Segel and Diaz play Jay and Annie, a married couple whose rampant lust for getting their mitts on one another’s jiggly bits has faded and degraded with the addition of a couple of ankle-biters to their comfy, comfy lives.
How comfy? Well, she’s a lifestyle blogger being courted for a lucrative buyout by Rob Lowe’s rosy-cheeked toy soldier of a CEO. He, meanwhile, is an ageing Yo La Tengo and Belle and Sebastian-loving merchant of gittish good taste, who’s so flush he hands out iPads to mates and acquaintances with an apparent munificence most of us wouldn’t be able to bring to dishing out a mini Mars bar to our best pal.
But if we learned nothing else from the story of Jesus, it’s that generosity gets you nowhere. And lo, so it proves for Jay as the two just-outlined plot threads intersect and get busy with one another.
First, he and Annie attempt to bring a bit of sweaty lust back to their relationship by making a video of themselves performing every position in ’70s best-seller The Joy of Sex. Then it turns out the last round of iPads Jay gave away just happen to each hold a copy of that selfsame sex tape. Cue the theoretically rich farce of Annie and Jay racing to retrieve all the pads before the tape goes public.
Now, strange little world we all live in, since being released in the US back in July to a reception which blended bored indifference with mediocre box office, ‘Sex Tape’ has in the last few days suddenly assumed a creepy real-world relevance – via the hacked ‘n’ posted nude pics hoo-ha involving Jennifer Lawrence, Mary Elizabeth Winstead and several other young women in the public eye.
Not that creepiness is a quality attached to internet pornography by the movie’s director, Jake Kasdan (previously responsible for surprise Diaz hit ‘Bad Teacher’ and, in the distant mists of time, several episodes of Segel’s small screen big break, ‘Freaks and Geeks’).
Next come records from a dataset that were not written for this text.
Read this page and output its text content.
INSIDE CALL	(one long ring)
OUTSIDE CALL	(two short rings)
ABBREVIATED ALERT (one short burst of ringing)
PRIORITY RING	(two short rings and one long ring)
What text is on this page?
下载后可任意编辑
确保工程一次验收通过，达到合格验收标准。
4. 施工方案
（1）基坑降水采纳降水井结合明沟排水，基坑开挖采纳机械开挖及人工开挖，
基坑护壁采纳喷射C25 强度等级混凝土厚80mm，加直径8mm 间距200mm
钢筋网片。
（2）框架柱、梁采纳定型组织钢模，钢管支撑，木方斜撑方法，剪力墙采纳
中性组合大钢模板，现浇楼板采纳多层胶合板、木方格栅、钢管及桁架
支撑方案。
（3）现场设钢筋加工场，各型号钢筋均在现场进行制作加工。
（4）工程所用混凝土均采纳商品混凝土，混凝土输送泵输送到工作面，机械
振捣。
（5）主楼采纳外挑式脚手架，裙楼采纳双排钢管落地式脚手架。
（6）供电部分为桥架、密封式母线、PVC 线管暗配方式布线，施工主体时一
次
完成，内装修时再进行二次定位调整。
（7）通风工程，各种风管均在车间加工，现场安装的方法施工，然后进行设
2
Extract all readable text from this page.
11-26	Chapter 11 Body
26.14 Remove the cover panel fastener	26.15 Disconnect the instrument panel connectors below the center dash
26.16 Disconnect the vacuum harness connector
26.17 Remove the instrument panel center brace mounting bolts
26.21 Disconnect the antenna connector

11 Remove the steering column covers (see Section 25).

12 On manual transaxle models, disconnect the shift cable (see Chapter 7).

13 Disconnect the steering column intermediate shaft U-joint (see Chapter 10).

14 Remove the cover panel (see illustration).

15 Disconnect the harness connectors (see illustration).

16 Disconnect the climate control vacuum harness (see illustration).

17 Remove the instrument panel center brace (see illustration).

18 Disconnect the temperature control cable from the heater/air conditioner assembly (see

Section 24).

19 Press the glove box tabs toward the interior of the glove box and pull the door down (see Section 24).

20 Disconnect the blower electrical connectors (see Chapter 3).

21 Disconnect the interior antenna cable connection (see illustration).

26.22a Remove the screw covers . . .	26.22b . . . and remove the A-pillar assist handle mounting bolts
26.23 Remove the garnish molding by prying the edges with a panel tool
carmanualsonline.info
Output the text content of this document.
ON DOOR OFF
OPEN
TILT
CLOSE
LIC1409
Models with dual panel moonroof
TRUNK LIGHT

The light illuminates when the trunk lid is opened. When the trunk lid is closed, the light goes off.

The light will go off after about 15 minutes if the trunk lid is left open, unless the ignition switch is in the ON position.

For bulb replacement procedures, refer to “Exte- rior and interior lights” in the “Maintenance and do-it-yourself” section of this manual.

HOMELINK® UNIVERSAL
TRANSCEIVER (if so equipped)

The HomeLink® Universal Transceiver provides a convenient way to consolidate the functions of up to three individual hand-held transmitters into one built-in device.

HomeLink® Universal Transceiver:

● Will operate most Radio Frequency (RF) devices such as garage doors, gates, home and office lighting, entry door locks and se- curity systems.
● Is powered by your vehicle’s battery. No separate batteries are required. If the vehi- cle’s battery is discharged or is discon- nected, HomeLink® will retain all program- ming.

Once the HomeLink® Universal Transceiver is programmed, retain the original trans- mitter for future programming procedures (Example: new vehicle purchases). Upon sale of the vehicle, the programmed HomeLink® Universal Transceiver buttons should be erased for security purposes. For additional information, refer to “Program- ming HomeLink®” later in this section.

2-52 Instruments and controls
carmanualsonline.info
Instead we get Jay freely admitting to Annie about his own smut repository, and an appearance from an online porn baron character who turns out to be as gruff ‘n’ cuddly as a teddy bear with a slight hangover.
This reticence to say anything insightful on a subject it purports to at least partially be about means that ‘Sex Tape’ is left to plough an uneven furrow of comedy which combines pure liquid schmaltz (especially prevalent in the final third) and a more raucous, rather smug strain of humour familiar from the movies of Kasdan and Segel’s old mentor, Judd Apatow.
‘Sex Tape’ isn’t as radioactively terrible as several other comedies released this year (‘A Million Ways to Die in the West’, ‘Last Vegas’). But it is as stale as a horny teenager’s wank-flannel – a shortcoming epitomised by the scene where Segel scraps it out with Lowe’s dog; you’ve not only sat through this very scene before, you’ve sat through it in a Cameron Diaz movie before (‘There’s Something About Mary’). And there’s certainly no reason to sit through it again now.